ちなみに天正12年に岩倉より当山が移ってくる前には、ここの場所には山内一豊家の菩提寺である日蓮宗・要法寺がかつてあった事実があります。その後長浜に要法寺が移った後に、岩倉より国照寺・蓮照寺・妙栄寺の3ケ寺が同時期にここにうつってきています。建物を解体した今こそ本格的調査するいいチャンスなのですが、解体作業の中で業者の方との連携でやっているので時間が現実にはとてもありません。

発掘地点より東側を撮影。本日、東側の妙栄寺様との境のブロック塀も撤去されました。

 

 

 

 

明日も追加で発掘作業して、最終確認とするそうです。

解体工事進捗との兼ね合いもありますが、このような調査の目的は埋蔵文化財は蓮照寺のものではなく、万民共有の財産という位置づけで行うそうです。学芸員の方に話を聞くと、県に確認記録を提出しなければならないそうです。

このような深い位置まで今回工事を行う計画がなかったら元々必要のない調査であったのですが(新本堂の下に埋蔵文化財があったとしても深い位置まで工事しなければ自然に保存されるため)、蓮照寺本堂の建築事業の中でも重要な意味を占めている調査と思います。今回の新築工事で内陣部分は深く掘って工事するため埋蔵物はあったとしてもすべて撤去になりますが、それ以外の部分に埋蔵文化財はあったとしたらそれは自然に保護されるわけです。そしていつか未来に深く掘削する工事を当山で行う日がきたらまた確認調査がされると思います。

現場監督さんは、工期の関係でヤキモキしてましたが。

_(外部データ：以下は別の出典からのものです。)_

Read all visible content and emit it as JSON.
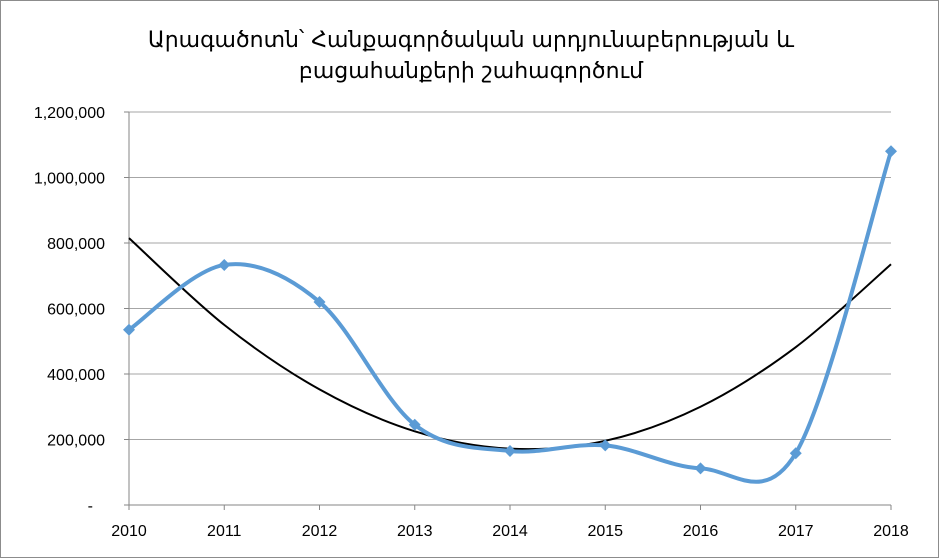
{
  "chart_data": {
    "type": "line",
    "title_lines": [
      "Արագածոտն՝ Հանքագործական արդյունաբերության և",
      "բացաhանքերի շահագործում"
    ],
    "x": [
      2010,
      2011,
      2012,
      2013,
      2014,
      2015,
      2016,
      2017,
      2018
    ],
    "x_tick_labels": [
      "2010",
      "2011",
      "2012",
      "2013",
      "2014",
      "2015",
      "2016",
      "2017",
      "2018"
    ],
    "y_tick_labels": [
      "-",
      "200,000",
      "400,000",
      "600,000",
      "800,000",
      "1,000,000",
      "1,200,000"
    ],
    "y_ticks": [
      0,
      200000,
      400000,
      600000,
      800000,
      1000000,
      1200000
    ],
    "ylim": [
      0,
      1200000
    ],
    "grid": true,
    "series": [
      {
        "values": [
          535000,
          733000,
          620000,
          245000,
          165000,
          182000,
          112000,
          158000,
          1080000
        ],
        "color": "#5b9bd5",
        "marker": "diamond",
        "smooth": true
      }
    ],
    "trendline": {
      "type": "polynomial",
      "color": "#000000",
      "values": [
        815000,
        550000,
        353000,
        225000,
        172000,
        196000,
        300000,
        482000,
        735000
      ]
    }
  }
}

。。わたくしは興味津々なのでもっと本当は調査してもらってもよかったんですが・・・

ただし、もし本格調査となると施主(=お寺)持ちで調査費用負担が発生するというのが大変気になるところでした。←実は一番これが気になってました。

建築会社、解体業者、市の発掘調査学芸員、そしてお寺側(住職、檀家)とそれぞれの立場立場でいろんな思惑の違いが如実に出てくるところです。それぞれの範疇を超えてお互い協力しながら仕事ができる(やっていただく)ことの大切さを感じた今回の調査でした。